Wondering regarding user created, will it give me user name or pc name?
Also whats about certain folders on the server which I cannot browse (do to permission issues setup by IT folks), will that display those as well?

Thanks,
Ben
Joe WinogradDeveloper
Fellow 2017
Most Valuable Expert 2018

Commented:
> The write-up is definitely nice-:)

Glad you like it.

> seems you're putting much effort to have this tool be useful, great.

Yes, I figure if I'm going to do it, I'd like to generalize it so that it's useful for more folks.

> will it give me user name or pc name?

user name (Owner)

> Also whats about certain folders on the server which I cannot browse (do to permission issues setup by IT folks), will that display those as well?

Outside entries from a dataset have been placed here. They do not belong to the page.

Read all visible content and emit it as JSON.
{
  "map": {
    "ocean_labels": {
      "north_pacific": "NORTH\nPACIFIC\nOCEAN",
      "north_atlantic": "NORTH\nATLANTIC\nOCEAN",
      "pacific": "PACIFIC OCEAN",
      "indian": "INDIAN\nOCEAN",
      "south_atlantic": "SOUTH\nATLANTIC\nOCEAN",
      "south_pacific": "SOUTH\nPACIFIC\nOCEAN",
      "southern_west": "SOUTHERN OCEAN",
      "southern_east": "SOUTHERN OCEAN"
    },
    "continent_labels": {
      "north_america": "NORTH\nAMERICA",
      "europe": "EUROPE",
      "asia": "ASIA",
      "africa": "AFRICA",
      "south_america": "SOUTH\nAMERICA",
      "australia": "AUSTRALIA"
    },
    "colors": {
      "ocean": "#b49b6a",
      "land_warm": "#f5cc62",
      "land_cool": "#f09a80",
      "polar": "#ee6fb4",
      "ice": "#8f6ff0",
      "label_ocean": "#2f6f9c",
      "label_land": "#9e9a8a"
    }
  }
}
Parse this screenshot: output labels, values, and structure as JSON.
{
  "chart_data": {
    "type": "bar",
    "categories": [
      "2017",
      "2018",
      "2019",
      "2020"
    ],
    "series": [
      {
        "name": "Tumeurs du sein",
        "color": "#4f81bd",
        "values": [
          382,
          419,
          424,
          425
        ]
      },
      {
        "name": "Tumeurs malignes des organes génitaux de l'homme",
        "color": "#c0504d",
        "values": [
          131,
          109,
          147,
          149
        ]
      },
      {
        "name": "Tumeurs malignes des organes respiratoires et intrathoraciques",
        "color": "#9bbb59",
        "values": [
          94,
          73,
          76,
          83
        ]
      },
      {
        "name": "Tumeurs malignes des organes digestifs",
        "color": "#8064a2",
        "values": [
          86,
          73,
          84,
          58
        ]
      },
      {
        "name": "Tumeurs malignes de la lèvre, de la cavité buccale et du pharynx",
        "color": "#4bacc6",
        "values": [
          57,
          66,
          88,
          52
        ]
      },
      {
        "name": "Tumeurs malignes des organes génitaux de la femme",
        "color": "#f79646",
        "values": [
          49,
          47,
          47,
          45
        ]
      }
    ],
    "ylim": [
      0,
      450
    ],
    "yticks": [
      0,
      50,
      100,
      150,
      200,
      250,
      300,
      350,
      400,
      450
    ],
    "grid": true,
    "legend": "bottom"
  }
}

No. If you don't have permission to access the folder, no program is going to be able to violate that. My program looks at each file in the root folder and, optionally, all of its subfolders to an unlimited depth, and checks the properties for each file: Created, Modified, or Accessed time stamp, size, and owner. If you don't have permission to access the folders/files, it can't do that. Regards, Joe
Hi Joe,

Sorry for my late response, was partially on vacation these days, barely managing to catch up with my urgent tasks waiting..
Let me know when is your software ready for release and will gladly take advantage of it-:).

Thanks,
Ben
Joe WinogradDeveloper
Fellow 2017
Most Valuable Expert 2018

Commented:
Hi Ben,
When I didn't hear from you, I put it on the back burner again...now I'll pull it off again. Should take me just a few days to finish it. Regards, Joe
Developer
Fellow 2017
Most Valuable Expert 2018
Commented:
Hi Ben,
The program, which I'm calling FindBigFiles, is working well now, but I want to do more testing and QA. As mentioned earlier, I wrote it in AutoHotkey, but still have to build the installer, which I'll do with NSIS (Nullsoft Scriptable Install System). In the meantime, please review the attached Quick Start Guide and let me know if you think I missed anything or got anything wrong. Thanks, Joe

Edit on 07-30-18: Installer built. Testing and QA done. Everything working fine. Do you have any comments on the Quick Start Guide? Let me know when you're ready to try it. Regards, Joe
FindBigFiles_v1.1_Quick_Start_Guide.pdf
Hi Experts,
At this moment I will be closing this question, awarding all contributors, as I was shifted to another task, and don't want to keep this open, may return to it at a later occasion.